Guided by film-makers Raj Patel and Zak Piper, Anita and several other Malawians head to the US where they try to convince some farmers in Iowa, for instance, that the climate crisis will soon affect everyone. The Jackson family, who are Presbyterians like Anita, listen sympathetically but suspect all this fuss about the climate is just something people in suits in Washington are getting worked up about. They are organic farmers, who you would have thought would be inclined to listen to Anita’s message. Other folk that the Malawians meet in Oakland, Detroit and near Washington DC are more receptive, but it’s still an uphill struggle to get people to listen.

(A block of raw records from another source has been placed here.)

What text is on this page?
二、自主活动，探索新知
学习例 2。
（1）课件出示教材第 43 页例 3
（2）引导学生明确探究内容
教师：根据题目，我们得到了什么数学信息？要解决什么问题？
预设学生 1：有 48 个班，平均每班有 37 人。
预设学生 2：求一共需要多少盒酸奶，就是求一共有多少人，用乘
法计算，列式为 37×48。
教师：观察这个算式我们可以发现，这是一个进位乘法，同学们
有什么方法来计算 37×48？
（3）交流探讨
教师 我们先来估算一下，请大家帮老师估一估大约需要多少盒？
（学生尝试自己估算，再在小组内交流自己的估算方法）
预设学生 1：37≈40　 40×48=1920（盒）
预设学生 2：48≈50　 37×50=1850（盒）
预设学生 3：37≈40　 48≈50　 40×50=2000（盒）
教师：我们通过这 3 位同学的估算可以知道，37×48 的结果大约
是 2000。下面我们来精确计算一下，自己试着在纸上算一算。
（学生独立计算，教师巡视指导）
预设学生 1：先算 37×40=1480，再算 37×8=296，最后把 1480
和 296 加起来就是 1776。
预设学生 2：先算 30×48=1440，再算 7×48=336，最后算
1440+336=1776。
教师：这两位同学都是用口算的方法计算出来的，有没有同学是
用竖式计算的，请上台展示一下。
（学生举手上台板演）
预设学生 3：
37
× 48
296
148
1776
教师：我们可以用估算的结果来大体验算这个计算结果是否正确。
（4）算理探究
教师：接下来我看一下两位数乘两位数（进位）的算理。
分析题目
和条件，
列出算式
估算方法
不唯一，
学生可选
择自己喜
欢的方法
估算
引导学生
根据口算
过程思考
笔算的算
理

The film ends on some uplifting notes of optimism, metaphorically and literally given the little ascendant tinkly triplets on the soundtrack. The crumbs of optimism it sprinkles on the audience are probably a commercial necessity in order to ensure this film gets some kind of distribution, or even just exposure on the festival circuit. But it sometimes seems forced and riddled with false equivalences. For example, we see Chitaya coming out of a meeting with Senator Jeff Merkley, rather downhearted by their conversation, and then it’s revealed that two years later he co-sponsored the Green New Deal with Alexandria Ocasio-Cortez, almost implying that we have Anita to thank for what was, in legislative terms, a nonevent. Still, as a film to show young people perhaps, or those just starting to question their thoughts about the climate crisis, this might be an effective consciousness raiser.
• The Ants and the Grasshopper is released on 23 September in cinemas.